The study comprehensively delineates the multifaceted challenges and outcomes associated with hospitalization in patients undergoing maintenance haemodialysis for end-stage renal disease (ESRD) in a tertiary care center. Key findings illustrate the significant burden of comorbid conditions, notably hypertension (87.7%) and diabetes mellitus (28.5%), underscoring their pivotal role in the management and prognosis of ESRD. The demographic profile, with a predominant age group of 41-50 years (32.3%) and a higher prevalence in males (66.9%), aligns with global trends in ESRD epidemiology.

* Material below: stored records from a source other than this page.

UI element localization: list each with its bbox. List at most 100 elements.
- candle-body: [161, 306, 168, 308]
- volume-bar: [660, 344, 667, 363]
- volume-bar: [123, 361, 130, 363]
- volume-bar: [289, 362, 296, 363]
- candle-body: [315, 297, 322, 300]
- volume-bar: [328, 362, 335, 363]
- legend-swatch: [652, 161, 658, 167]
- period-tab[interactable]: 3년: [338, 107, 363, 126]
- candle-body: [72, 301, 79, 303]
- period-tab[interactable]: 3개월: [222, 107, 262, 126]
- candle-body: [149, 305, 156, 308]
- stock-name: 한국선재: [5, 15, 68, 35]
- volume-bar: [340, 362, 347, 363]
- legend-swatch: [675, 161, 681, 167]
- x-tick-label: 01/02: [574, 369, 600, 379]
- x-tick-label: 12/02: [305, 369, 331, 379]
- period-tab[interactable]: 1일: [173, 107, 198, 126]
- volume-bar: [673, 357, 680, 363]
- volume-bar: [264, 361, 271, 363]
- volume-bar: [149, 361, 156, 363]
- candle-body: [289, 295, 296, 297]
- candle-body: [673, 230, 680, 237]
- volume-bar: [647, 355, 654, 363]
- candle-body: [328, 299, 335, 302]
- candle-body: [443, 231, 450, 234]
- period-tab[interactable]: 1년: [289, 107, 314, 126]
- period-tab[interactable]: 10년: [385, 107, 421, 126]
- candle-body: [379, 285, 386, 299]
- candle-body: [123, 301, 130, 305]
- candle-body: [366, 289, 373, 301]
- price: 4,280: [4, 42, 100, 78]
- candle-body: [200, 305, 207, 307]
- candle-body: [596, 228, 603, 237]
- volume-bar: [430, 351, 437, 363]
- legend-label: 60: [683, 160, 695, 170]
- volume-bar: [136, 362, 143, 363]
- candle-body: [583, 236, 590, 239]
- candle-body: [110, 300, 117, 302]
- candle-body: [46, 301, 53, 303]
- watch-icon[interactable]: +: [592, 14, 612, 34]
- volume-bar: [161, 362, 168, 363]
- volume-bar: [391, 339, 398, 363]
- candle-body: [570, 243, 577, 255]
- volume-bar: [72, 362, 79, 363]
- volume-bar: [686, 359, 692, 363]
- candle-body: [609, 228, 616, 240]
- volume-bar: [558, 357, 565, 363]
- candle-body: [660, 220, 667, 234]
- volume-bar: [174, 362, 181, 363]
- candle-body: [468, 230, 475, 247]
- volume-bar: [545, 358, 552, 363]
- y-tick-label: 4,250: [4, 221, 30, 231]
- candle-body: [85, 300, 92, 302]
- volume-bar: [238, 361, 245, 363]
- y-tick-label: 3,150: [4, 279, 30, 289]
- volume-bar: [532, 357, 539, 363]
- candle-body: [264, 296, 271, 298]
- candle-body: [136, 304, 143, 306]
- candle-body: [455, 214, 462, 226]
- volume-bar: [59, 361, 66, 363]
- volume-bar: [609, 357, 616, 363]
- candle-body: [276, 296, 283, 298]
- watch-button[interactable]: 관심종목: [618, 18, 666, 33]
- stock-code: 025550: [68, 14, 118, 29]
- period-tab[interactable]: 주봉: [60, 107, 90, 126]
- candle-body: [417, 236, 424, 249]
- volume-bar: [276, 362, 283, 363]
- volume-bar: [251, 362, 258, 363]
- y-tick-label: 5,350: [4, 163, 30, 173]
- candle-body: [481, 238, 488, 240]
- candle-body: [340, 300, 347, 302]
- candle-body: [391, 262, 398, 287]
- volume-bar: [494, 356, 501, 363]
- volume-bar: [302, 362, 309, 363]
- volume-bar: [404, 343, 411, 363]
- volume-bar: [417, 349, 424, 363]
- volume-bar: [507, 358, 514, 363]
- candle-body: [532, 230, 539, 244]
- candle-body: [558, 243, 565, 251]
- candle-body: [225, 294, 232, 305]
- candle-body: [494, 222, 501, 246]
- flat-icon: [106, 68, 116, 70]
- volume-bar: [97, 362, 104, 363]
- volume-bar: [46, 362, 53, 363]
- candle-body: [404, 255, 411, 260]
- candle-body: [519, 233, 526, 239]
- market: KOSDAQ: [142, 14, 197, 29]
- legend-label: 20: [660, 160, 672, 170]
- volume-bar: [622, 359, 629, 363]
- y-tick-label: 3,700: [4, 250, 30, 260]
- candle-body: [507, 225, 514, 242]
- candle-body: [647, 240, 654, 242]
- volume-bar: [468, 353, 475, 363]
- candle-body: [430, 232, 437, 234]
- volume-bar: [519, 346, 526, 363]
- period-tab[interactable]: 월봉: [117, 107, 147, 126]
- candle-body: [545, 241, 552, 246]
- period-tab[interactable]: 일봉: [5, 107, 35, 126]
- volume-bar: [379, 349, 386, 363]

The correlation analyses reveal critical insights, particularly the significant impact of cardiac abnormalities on hospitalization rates (p<0.0001) and the notable association between the frequency of maintenance haemodialysis and hospital admissions (p=0.004). Furthermore, the leading causes of mortality identified—acute pulmonary edema (37.5%), acute haemorrhagic stroke, and uremic encephalopathy (each contributing to 25.0% of deaths)—highlight the severe complications confronting this patient cohort.
These findings emphasize the necessity for a holistic, multidisciplinary approach in managing ESRD, focusing not only on renal replacement therapy but also on rigorous control of comorbid conditions, tailored fluid management strategies, and proactive measures to mitigate cardiovascular risk factors. Such an approach is paramount to improving clinical outcomes, reducing hospitalization rates, and enhancing the quality of life for patients on maintenance haemodialysis.